The Vatican would have better luck propagating its views with the American Medical Association than with the historically liberal Holland. The AMA strongly opposes the practice of euthanasia even in the cases of hopelessly ill patients whose predicament leaves no doubt whatsoever that they are suffering humiliating physical pain. However, unlike the Catholic Church which appeals to the invisible god for the logical support of its argument, the AMA, being the good, old , American institution, bases its decision on the more tactile deity: money.

Euthanasia would take away millions of dollars that hospitals and private practices gather each year from patients and insurance companies.
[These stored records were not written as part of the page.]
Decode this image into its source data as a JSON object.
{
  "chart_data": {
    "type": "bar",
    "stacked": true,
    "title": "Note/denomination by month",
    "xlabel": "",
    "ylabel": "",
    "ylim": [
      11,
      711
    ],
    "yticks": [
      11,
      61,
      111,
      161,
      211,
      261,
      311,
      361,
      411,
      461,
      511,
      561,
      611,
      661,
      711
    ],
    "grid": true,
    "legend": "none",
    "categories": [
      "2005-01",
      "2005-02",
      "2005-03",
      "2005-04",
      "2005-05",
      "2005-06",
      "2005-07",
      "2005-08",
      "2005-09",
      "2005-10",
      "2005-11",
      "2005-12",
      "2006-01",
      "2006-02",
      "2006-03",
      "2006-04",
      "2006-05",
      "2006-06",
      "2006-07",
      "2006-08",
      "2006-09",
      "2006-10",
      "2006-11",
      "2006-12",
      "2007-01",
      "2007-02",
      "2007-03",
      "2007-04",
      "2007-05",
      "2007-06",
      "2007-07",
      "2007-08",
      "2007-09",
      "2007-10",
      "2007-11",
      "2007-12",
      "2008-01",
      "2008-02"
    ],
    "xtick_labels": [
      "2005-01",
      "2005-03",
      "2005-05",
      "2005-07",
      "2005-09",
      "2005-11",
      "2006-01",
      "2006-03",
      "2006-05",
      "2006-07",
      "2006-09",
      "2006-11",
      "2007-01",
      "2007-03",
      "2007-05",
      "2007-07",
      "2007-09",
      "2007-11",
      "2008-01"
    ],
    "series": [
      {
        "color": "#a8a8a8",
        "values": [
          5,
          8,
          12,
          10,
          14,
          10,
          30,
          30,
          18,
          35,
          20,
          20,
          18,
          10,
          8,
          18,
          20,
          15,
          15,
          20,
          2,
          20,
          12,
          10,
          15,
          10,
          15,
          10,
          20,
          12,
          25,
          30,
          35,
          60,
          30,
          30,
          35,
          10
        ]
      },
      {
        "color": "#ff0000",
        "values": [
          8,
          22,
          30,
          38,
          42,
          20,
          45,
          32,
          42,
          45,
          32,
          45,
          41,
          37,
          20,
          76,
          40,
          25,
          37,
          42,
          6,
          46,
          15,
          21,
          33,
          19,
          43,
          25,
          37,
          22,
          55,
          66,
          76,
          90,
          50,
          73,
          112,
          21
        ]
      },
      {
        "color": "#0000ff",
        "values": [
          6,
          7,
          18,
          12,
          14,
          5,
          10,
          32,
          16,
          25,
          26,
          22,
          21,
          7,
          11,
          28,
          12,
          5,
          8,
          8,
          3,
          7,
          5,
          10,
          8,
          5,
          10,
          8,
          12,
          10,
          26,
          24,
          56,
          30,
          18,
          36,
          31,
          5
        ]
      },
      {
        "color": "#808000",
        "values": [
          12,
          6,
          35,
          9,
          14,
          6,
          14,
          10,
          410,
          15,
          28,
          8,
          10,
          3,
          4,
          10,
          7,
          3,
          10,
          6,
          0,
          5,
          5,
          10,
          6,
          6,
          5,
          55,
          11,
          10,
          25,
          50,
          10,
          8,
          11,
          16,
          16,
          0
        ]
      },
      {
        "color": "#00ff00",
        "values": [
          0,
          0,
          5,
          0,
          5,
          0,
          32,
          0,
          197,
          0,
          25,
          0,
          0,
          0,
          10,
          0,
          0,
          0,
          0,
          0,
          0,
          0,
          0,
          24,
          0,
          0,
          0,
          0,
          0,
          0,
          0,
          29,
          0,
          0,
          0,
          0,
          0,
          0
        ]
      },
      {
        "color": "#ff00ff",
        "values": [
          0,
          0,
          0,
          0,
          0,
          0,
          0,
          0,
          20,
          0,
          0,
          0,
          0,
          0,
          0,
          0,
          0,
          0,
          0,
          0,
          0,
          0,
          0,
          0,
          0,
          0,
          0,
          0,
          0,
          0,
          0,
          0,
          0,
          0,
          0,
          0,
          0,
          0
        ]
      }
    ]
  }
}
It is simply un-American to sacrifice great amounts of cash no matter what the alternative is. “We will not evict our patients from the sanctity of life,” according to one New York doctor’s sentimental wording. I would be very touched indeed if it were not for the fact that in this country no one wants to remember about the sanctity of life when it comes to evicting people, even the terminally ill, from their apartments if they miss one month’s rent. In light of the latter, I am neither convinced of the sincerity nor impressed with the soft-heartedness of American doctors. In the country where you have to go through three-week evaluation that costs thousands of dollars to get a simple root-canal done, and where Jewish merchants sell Zen love beads to agnostics for Christmas, it becomes very hard to believe in the sincerity of any altruistic or even moralistic statement.

Euthanasia, or assisted suicide, should not, in my opinion, be punishable by law. After all, if I were the suffering patient living where I am living now – in America – the alternative would be very easy for me: I would simply opt for an un-assisted suicide. Come to think of it, I would opt for the second choice even if I were to live in Holland, for the last thing I would want to see as I were to leave this world would certainly not be the white-robed Dr. Hans Van der Something injecting a lethal concoction into my veins and mumbling something soothing in Dutch. Instead, I would muster up the last remaining grains of strength and take a cab to Amsterdam’s Red District. There, I would purchase all kinds of hallucinatory plants, (preferably those that smoke) and pass out on the midst of society’s “scum” who, unlike large percentage of Hippocrate’s followers, don’t get paid for being scum.

Or perhaps I would be bitten by the bug of indecision when it came down to the form of suicide. Perhaps, as I’d sit there inebriated by the smoke of pot and smell of beer, I would recall the lines from Dorothy Parker who thought about and practiced the art of un-assisted suicide several times in her sad and complicated life: Razors pain you;

Rivers are damp;

Acids stain you;

And drugs cause cramp.

Guns aren’t lawful;

Nooses give;

Gas smells awful; You might as well live.